La Ley de Garantías está vigente desde hace más de una década y su aplicación no ha logrado erradicar las prácticas censurables entre políticos y contratistas. Por el contrario, durante la vigencia de esta normatividad es cuando se han incrementado prácticas aún más perversas, como la aplicación indebida de las excepciones a título de urgencias manifiestas para la contratación directa. Y mientras tanto, los miles de abogados, ingenieros, diseñadores y demás profesionales que dependen para su subsistencia de un contrato estatal sí deben afrontar el rigor de la imposibilidad de celebrar o prorrogar los contratos que vienen ejecutando y con los cuales subsisten.
Antes que pensar en estas paradójicas situaciones, ¿no será más oportuno preguntarnos cuál ha de ser la función de los entes de control, en especial Contraloría y Procuraduría, a la hora de evaluar las adjudicaciones de los contratos, y lograr así la materialización de las funciones constitucionales de estas entidades, la una como guardiana del erario y la otra como ente disciplinario de los funcionarios públicos? Se trata sencillamente de ubicar el debate lejos del escenario populista y ponerlo donde debe estar: ¿qué necesitamos en estos momentos pospandemia?
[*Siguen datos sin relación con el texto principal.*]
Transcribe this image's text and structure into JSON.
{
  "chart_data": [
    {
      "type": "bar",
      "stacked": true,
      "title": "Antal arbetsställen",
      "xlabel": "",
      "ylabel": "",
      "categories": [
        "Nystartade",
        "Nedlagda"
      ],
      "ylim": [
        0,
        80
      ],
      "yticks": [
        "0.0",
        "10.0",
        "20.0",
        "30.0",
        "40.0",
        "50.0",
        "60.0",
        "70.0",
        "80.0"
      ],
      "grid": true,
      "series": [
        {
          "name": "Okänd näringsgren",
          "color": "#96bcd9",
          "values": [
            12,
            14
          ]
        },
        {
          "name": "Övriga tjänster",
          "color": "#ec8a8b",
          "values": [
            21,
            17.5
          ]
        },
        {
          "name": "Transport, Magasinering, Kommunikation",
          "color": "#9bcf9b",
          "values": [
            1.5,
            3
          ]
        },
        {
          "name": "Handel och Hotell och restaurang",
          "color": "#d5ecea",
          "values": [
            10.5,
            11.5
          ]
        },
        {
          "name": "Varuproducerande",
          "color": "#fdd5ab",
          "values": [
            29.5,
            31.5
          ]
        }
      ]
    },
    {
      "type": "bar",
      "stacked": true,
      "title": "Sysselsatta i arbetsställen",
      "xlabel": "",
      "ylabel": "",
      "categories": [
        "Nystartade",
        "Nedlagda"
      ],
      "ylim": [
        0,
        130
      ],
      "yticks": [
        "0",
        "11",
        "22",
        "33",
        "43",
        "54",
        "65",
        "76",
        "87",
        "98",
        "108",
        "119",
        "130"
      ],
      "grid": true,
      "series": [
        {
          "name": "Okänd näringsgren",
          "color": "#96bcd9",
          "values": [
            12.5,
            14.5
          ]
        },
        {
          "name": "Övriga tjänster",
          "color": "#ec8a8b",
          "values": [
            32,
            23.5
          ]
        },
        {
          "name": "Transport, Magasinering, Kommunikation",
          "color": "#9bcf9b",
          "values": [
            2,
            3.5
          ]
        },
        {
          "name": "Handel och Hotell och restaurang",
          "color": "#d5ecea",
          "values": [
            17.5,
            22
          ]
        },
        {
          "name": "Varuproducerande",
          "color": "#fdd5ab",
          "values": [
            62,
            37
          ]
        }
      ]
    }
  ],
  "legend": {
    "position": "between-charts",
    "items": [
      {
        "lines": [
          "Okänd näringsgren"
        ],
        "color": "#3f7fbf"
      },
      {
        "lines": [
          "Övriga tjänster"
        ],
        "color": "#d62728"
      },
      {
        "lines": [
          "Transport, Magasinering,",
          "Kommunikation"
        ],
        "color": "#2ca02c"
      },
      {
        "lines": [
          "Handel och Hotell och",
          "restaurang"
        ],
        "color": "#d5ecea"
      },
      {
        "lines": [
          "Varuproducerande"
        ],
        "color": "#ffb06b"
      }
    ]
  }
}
Lo lógico es que la gente, los contratistas de a pie, millones de colombianos que dependen de los contratos estatales, puedan seguir ininterrumpidamente ejecutando sus funciones y puedan incluso aspirar a una prórroga. Ya sabemos los titánicos desafíos que deben afrontar para que se les paguen las cuentas de cobro; estar al día en seguridad social y parafiscales, presentar los respectivos informes y esto a merced de no tener derechos laborales como los demás trabajadores del país.
Es claro: a la gente no le gusta ver los videos del presidente Iván Duque en sus días de senador, en 2015, oponiéndose a que tocaran la Ley de Garantías y ahora su gobierno apoyando la reforma. Sin embargo, la disposición aquí aprobada, lejos de un debate ideológico, se constituye en una herramienta para que los pequeños contratistas tengan estabilidad, especialmente ahora en un momento tan delicado para las empresas. Reiteramos: el mensaje acá es otro, y es la orden que debe dar el Presidente de la República a los entes de control y a la Fiscalía General de la Nación para perseguir a esos grandes contratistas que aceitan la grasa de la maquinaria política y que tanto daño le han hecho a la institucionalidad del país.